[MD] How to experience Dynamic Quality

david buchanan dmbuchanan at hotmail.com
Sat Apr 30 07:15:49 PDT 2011



David H said:
Are not events, processes, occurrences, water molecules things?  When I picture these things in my mind they are very much static things. If I can picture it, it's not Dynamic Quality because as you say, Dynamic Quality isn't any thing.

dmb says:
Molecules are a prime example of what we mean by things or entities. But Pirsig is rejecting the metaphysics of substance for a kind of process philosophy. These are very different visions reality. 


David H said:
I don't deny that James sees rivers and streams as the best analogy for experience. As I said earlier, the MOQ expands on James' original pragmatism and says the best way to break up Quality is between defined and undefined quality.  This truly is its strength.  Every one knows what quality is, they just disagree about how to define it.  That simple, very powerful statement is the very first division of the Metaphysics of Quality.

dmb says:
The MOQ does alter James's work but it does so by uniting pragmatism and radical empiricism into a single fabric. But the distinction between static and Dynamic was already present in James's work. In fact, Pirsig quotes James twice on that particular point. Pirsig and James both agree that "there must always be a discrepancy between concepts and reality, because the former are static and discontinuous while the latter is dynamic and flowing." The next sentence says, "Here James had chosen exactly the same words Phaedrus had used for the basic subdivision of the MOQ".


David H said:
...Why do you need the wave analogy if you have experience itself?  These things can work together and it is through the perfection of quality that they do.


dmb says:
Why do we need the wave analogy?

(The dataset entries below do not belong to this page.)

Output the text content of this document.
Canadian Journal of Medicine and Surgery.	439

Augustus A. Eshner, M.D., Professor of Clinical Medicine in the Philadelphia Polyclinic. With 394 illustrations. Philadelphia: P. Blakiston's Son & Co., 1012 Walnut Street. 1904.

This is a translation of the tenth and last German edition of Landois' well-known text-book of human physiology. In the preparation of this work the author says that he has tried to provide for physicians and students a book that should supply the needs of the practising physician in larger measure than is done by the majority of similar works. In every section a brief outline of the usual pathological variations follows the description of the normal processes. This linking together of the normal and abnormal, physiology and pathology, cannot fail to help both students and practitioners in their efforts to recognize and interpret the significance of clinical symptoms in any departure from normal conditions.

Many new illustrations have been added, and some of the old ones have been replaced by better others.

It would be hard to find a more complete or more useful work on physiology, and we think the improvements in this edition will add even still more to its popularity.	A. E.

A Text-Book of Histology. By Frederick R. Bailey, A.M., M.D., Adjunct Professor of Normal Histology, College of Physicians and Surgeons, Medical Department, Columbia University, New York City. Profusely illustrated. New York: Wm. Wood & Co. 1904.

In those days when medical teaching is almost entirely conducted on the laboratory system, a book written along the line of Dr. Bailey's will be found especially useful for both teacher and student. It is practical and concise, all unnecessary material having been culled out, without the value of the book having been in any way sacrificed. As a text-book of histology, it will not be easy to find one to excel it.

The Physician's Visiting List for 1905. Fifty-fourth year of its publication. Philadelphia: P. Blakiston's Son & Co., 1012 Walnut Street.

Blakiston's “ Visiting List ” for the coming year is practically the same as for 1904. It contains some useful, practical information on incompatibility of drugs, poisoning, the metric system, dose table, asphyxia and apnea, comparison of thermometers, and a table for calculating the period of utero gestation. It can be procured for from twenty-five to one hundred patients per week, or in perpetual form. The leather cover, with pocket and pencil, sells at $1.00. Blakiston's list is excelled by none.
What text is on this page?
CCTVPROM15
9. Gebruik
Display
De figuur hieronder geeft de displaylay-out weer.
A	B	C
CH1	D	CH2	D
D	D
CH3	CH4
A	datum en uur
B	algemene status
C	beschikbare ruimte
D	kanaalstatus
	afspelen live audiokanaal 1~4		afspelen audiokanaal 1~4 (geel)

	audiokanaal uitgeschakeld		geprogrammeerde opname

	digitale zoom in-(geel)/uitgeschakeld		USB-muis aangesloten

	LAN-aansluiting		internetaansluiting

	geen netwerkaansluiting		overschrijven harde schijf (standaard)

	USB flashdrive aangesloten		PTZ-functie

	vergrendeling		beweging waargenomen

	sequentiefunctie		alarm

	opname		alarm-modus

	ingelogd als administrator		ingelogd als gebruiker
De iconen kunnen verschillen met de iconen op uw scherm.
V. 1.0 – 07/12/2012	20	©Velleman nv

I don't know if anyone NEEDS it. This question is, does it help us understand what James and Pirsig are saying. Like all analogies, the purpose is to help us imagine their ideas. Analogies help by explaining the new idea in terms of what we already know. In fact, our conceptual understanding of reality is one great big pile of analogies and even that description of analogies is itself an analogy. I'd challenge anyone to say anything without using an analogy.